Sustainable finance – the future rewritten

Arran Taylor is Yorkshire and North-East Energy Transition Leader with Deloitte.

Recently the Yorkshire Climate Action Coalition, co-chaired by Deloitte and Walker Morris, held an event at in Leeds to discuss sustainable finance and how to finance Yorkshire’s green transition.

Arran Taylor

Green Finance is a hot topic, but not one that’s widely understood. The world is asking business to change and the message is clear – meet higher expectations on responsibility and show the world you mean it. Customers are demanding that businesses embrace change. Employees and investors expect it and increasingly, regulators mandate it.

However, significant investment will be needed to meet business’ commitments, and this will need to be financed.

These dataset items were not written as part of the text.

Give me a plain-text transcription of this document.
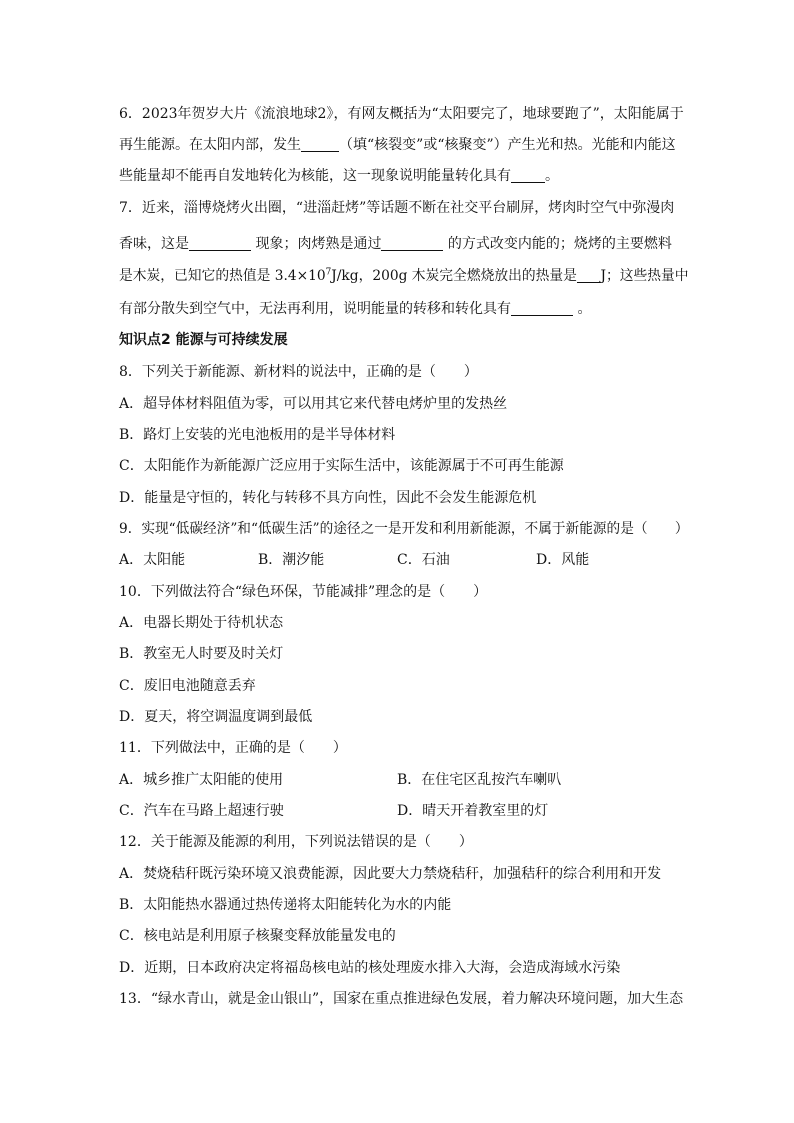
6．2023年贺岁大片《流浪地球2》，有网友概括为“太阳要完了，地球要跑了”，太阳能属于
再生能源。在太阳内部，发生	（填“核裂变”或“核聚变”）产生光和热。光能和内能这
些能量却不能再自发地转化为核能，这一现象说明能量转化具有 。
7．近来，淄博烧烤火出圈，“进淄赶烤”等话题不断在社交平台刷屏，烤肉时空气中弥漫肉
香味，这是	现象；肉烤熟是通过	的方式改变内能的；烧烤的主要燃料
是木炭，已知它的热值是 $3.4\times 10^7J/kg$，200g 木炭完全燃烧放出的热量是 J；这些热量中
有部分散失到空气中，无法再利用，说明能量的转移和转化具有	。
知识点2 能源与可持续发展
8．下列关于新能源、新材料的说法中，正确的是（　　）
A．超导体材料阻值为零，可以用其它来代替电烤炉里的发热丝
B．路灯上安装的光电池板用的是半导体材料
C．太阳能作为新能源广泛应用于实际生活中，该能源属于不可再生能源
D．能量是守恒的，转化与转移不具方向性，因此不会发生能源危机
9．实现“低碳经济”和“低碳生活”的途径之一是开发和利用新能源，不属于新能源的是（　　）
A．太阳能	B．潮汐能	C．石油	D．风能
10．下列做法符合“绿色环保，节能减排”理念的是（　　）
A．电器长期处于待机状态
B．教室无人时要及时关灯
C．废旧电池随意丢弃
D．夏天，将空调温度调到最低
11．下列做法中，正确的是（　　）
A．城乡推广太阳能的使用	B．在住宅区乱按汽车喇叭
C．汽车在马路上超速行驶	D．晴天开着教室里的灯
12．关于能源及能源的利用，下列说法错误的是（　　）
A．焚烧秸秆既污染环境又浪费能源，因此要大力禁烧秸秆，加强秸秆的综合利用和开发
B．太阳能热水器通过热传递将太阳能转化为水的内能
C．核电站是利用原子核聚变释放能量发电的
D．近期，日本政府决定将福岛核电站的核处理废水排入大海，会造成海域水污染
13．“绿水青山，就是金山银山”，国家在重点推进绿色发展，着力解决环境问题，加大生态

Some key learnings from the event were:

What are Sustainable Business Loans?

Broadly speaking there are two types of loans that have a direct link to environmental considerations:

  • Green loans: These are loans where there is a specified purpose that has an agreed environmental benefit. By their very nature Green Loans are restricted to specific projects and investments and generally aligned to situations where companies are looking to spend capex to reduce carbon emissions and/or make an investment that has a direct environmental benefit.
  • Sustainably linked loans: These are ‘normal’ corporate loans but include specific ESG KPIs which are linked to a margin ratchet where the borrower is rewarded or penalised based on achievements against these measures. These loans have evolved rapidly from being a relatively niche portion of the lending environment, to something more mainstream. It allows businesses to reduce their cost of borrowing in return for achieving agreed ESG measures.

Lender Insights

Lenders have capital ready to deploy. However, the key to success is for businesses to have credible transition plans so that investors and lenders can complete their diligence. This will ensure the choice and structuring of financing can be aligned to those areas which maximise the positive impact.

Lenders want and need to work more closely with business borrowers to identify and mitigate some of the inherent uncertainties of decarbonisation initiatives. Multi-party solutions, such as public-private partnerships, have an essential role to play in sharing the risk and enabling the ‘crowding in’ of lenders and investors.

Lenders must strike a balance between data-driven analysis and human-based decision making when lending for decarbonisation initiatives, since there is not the same body of historical data to support the decision-making process.

There is work to be done on greater standardisation amongst the financing community of sustainability linked KPIs. Lenders need to work together to form a more consistent view of relevant measures for different industries or types of business.

Borrower Insights

Education is key for businesses to better understand evolving regulatory frameworks, sources of finance and changing expectations of lenders.

Borrowers need to be ready to assess and report to their lenders on new and different KPIs which are linked to their underlying sustainability objectives. However, the cost benefits of doing so can be worthwhile through access to reduced borrowing costs.

Proactive collaboration with lenders can deliver commercial advantages. An industry example is how the Real Estate community is wrestling with energy inefficient buildings that are at risk of becoming obsolete. Some lenders are working closely with customers who hold property portfolios and equity investors to explore retrofit or alternative use options to minimise these risks for all parties.

Where next?

Companies with a clear strategy and demonstrating leadership on ESG are already benefitting from increased liquidity, reduced borrowing cost and greater capacity to raise debt through green finance.

High standards on ESG are becoming a binary, non-negotiable, diligence item for lenders as they assess credit opportunities. Green finance is becoming a part of mainstream commercial finance.

There are shared benefits of businesses and lenders working closely together to navigate the rapidly evolving customer, regulatory and reporting environment. Education and collaboration will help lenders and borrowers to make better informed decisions about which sources of finance best align to specific decarbonisation objectives, and make accessing and servicing green finance more efficient and cost effective.